Couture has, in the past, said he was going to retire and was lured back into the octagon by the UFC head honcho, but the former heavyweight and light-heavyweight champion said his time has finally come.
"I'm sure they're going to throw something at me, I know those guys too well," said Couture, who still has two fights left on his contract. "I'm sure it probably will be tempting ... But I think there will be plenty of things to fill that void."
It's not that Couture lacks the passion to continue, it's just that he wants to go out on his own terms, not fall into the same trap that so many great athletes do by hanging on just a little too long.
"It's rational thinking," Couture said of his decision. "I've been doing this a long time. I knew that sooner or later enough was going to be enough.
"To be honest, I saw what has been going on this last year with (retired fighter) Chuck (Liddell). Obviously Chuck and I started around the same time, come from the same background. We fought three times and it was real disappointing to see the fans kind of turn on Chuck, everybody chattering about whether he should fight again. To see a guy who was the champ for as long as he was, and as special as he is, be in that situation, I thought, as an athlete, it just kind of sucked.
"I really didn't want to be in that spot. I'm firing on all cylinders and feel fantastic physically. I have all the desire, motivation has never been an issue for me. This is what I love to do, but I don't want to stick around too long, everybody talking behind my back like that. Forcing me to make a decision I don't want to make. I want to go out on my terms. This is my time."
This and That
Couture wasn't the only fighter doing some sparring at the dimly light Direct Energy Centre as workers erected stages and booths all around them for Friday and Saturday's UFC Fan Expo. Jake Shields, Georges St. Pierre, and Lyoto Machida were all there. And so was Canadian Rory MacDonald. "This is exactly what I have dreamed of since I was a little boy," the 21-year-old native of Quesnel, B.C., said of the whirlwind that is UFC 129. MacDonald (10-1) will face Nate Diaz (13-6-0) in what's sure to be a tough welterweight bout. MacDonald says he has learned from his last fight, a third-round TKO at UFC 115 to Carlos (Natural Born Killer) Condit. "I love to be exciting, I love to finish my fights, but I was up two rounds and I went in for the kill in the third when I could have sat back and let him come to me. So I learned to stay composed and be a little more mature in the ring." "¦ Plenty of people are making a big deal of Shields coming into hostile territory to fight Canadian superstar GSP for the welterweight crown. But Shields says that so far people in Toronto have been very friendly to him. "They've been chasing me around getting pictures. Some of them might have some GSP headbands on while there are doing it, but overall the fans have treated me great. I've been here a couple of times before and I really like the Canadian fans. I expect them to boo me fight night though."

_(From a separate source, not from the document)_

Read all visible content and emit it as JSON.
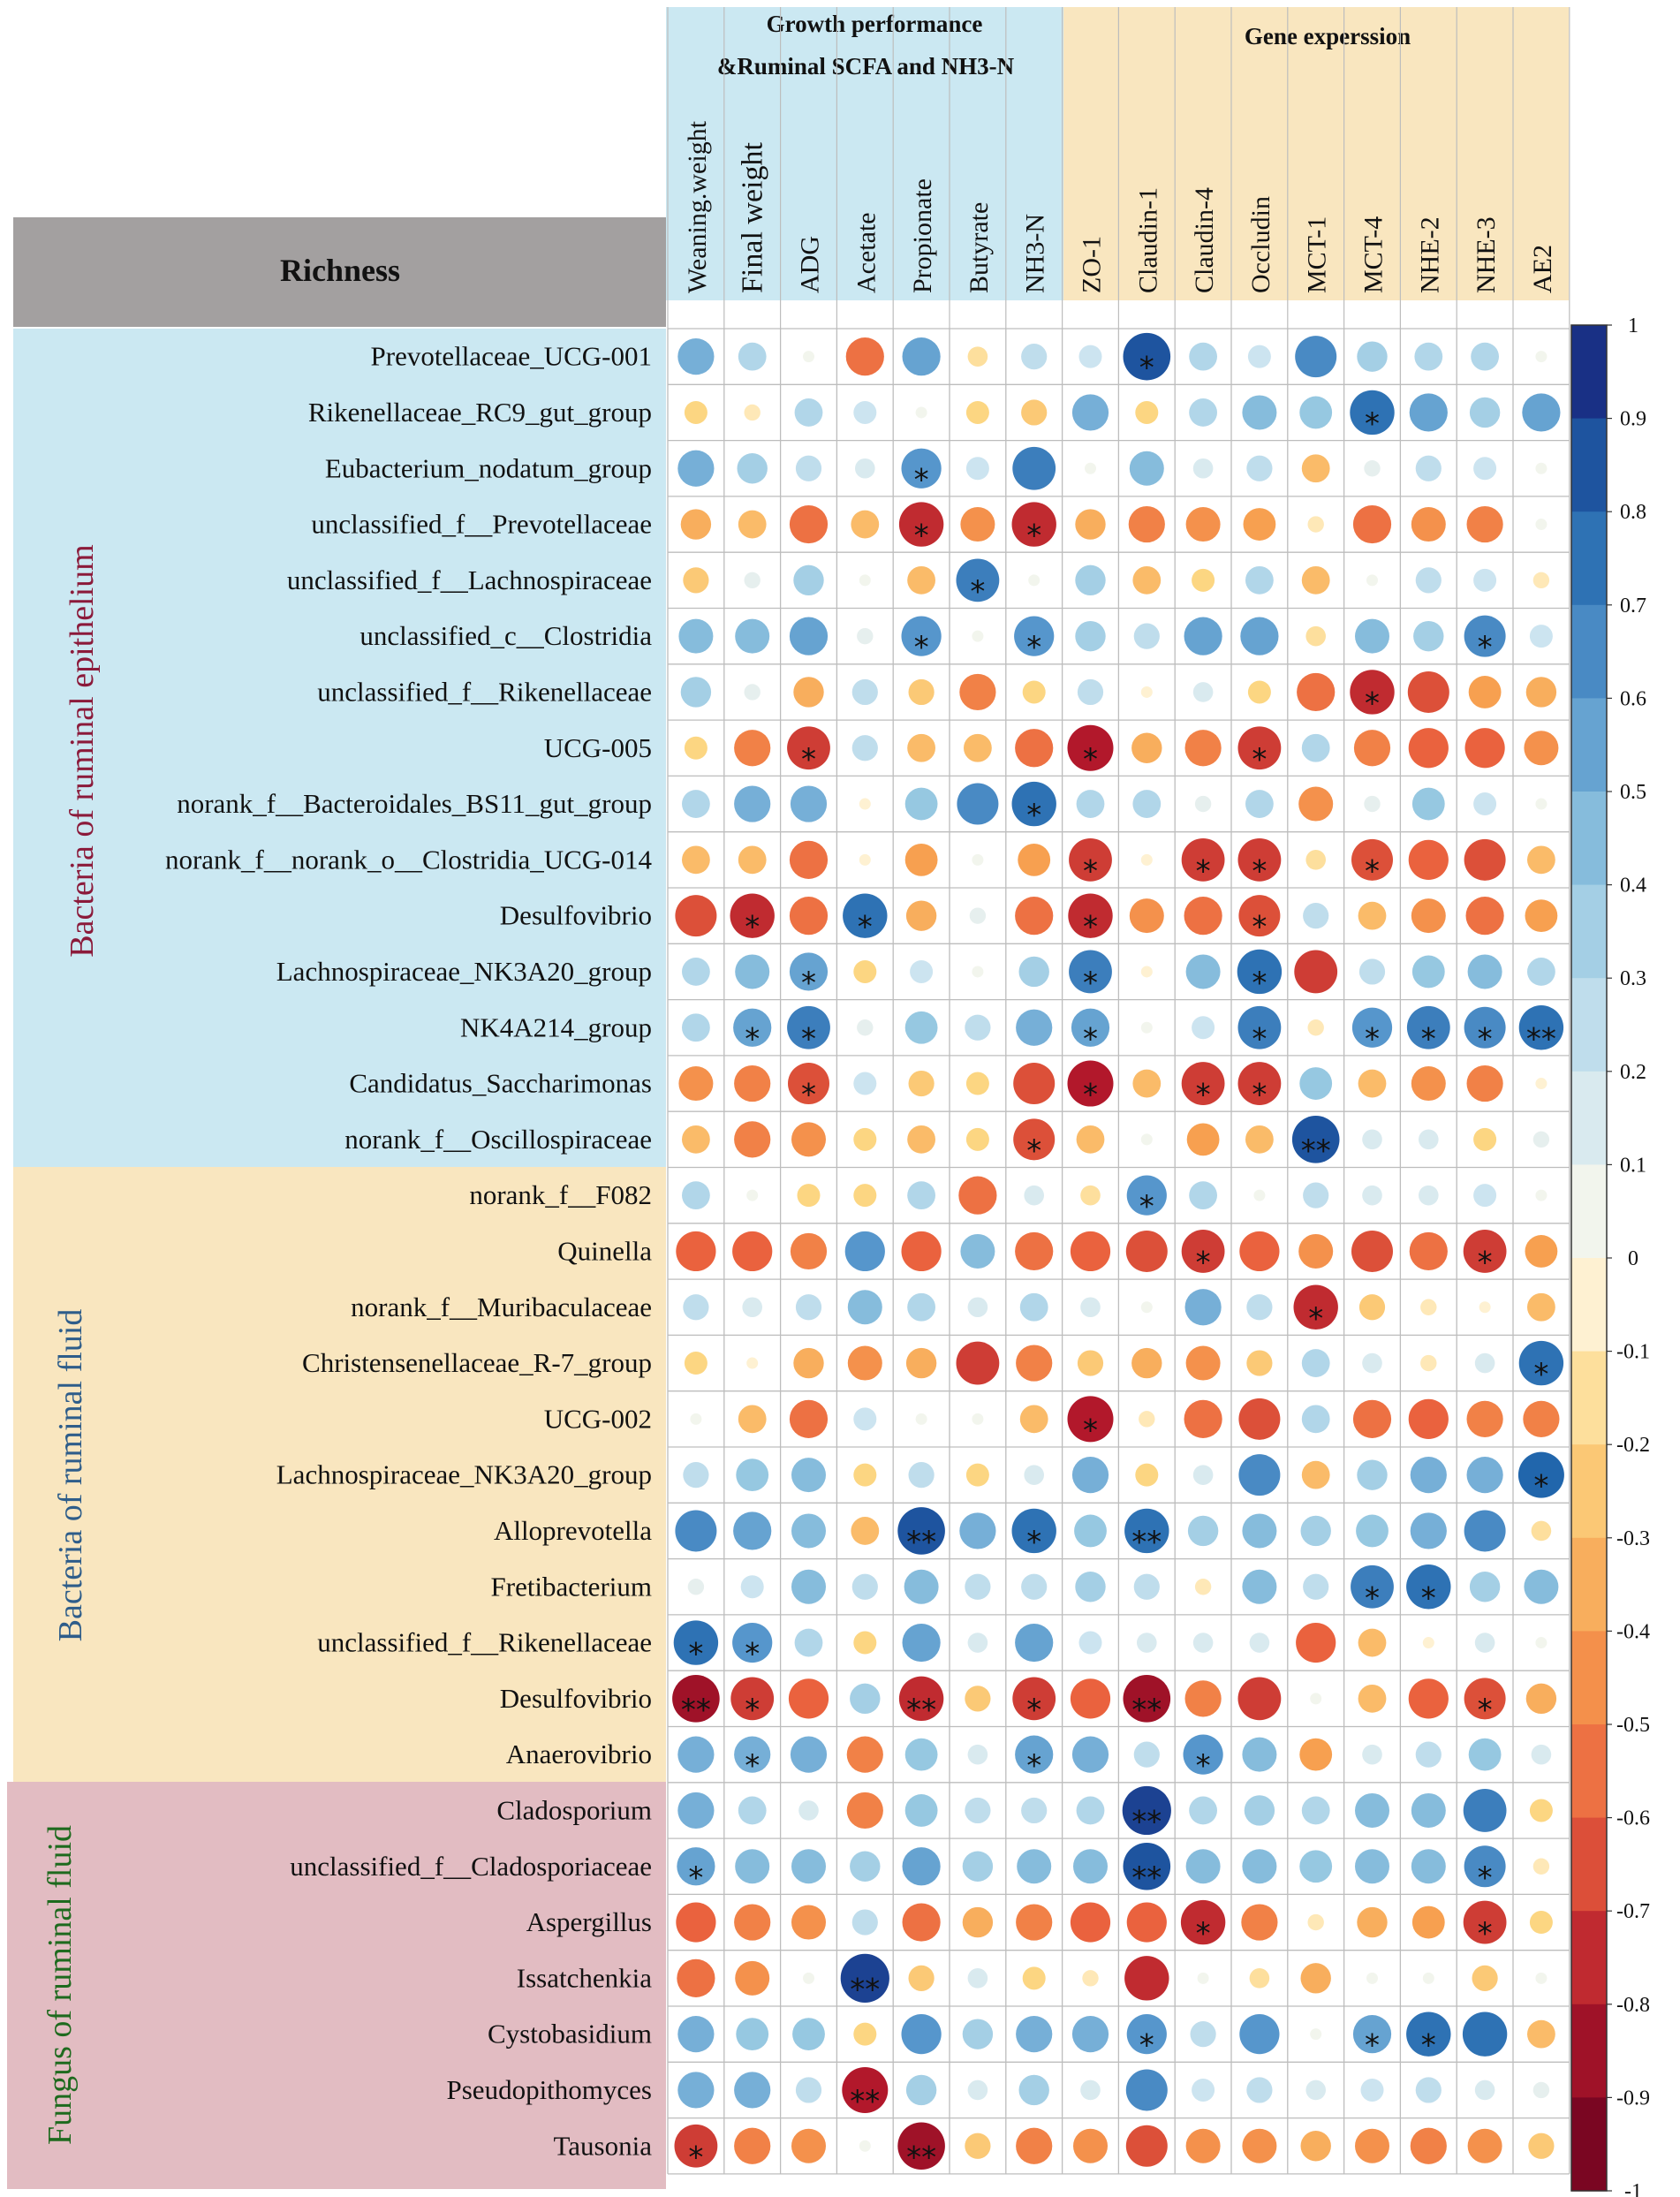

Hey, if you need a ticket to UFC 129 on Saturday night, Brazilian jiu-jitsu specialist Mark Boeck (9-3-0), might not be the best place to turn. Sounds like he already has been inundated with requests.
The Toronto native says friends and family have been hitting him up for those coveted pieces of paper and he just keeps passing them off to his manager.
"Everyone's asking me for tickets, but I just say, 'Talk to my manager.' I have a lot of friends here, a lot of family, a lot of support. It's very exciting," Boeck said at the Direct Energy Centre on Thursday.
Boeck, who faces Ben (Smooth) Henderson in a lightweight bout at UFC 129 on Saturday night, says it has always been a dream of his to have a big fight in front of his hometown supporters.
"The dream has stayed with me for a very long time," he said. "There's definitely a lot more distractions here, but it's nice and refreshing to be able to sleep in my bed for once, kind of get away from everything and not have to sit in a hotel room with nothing to do."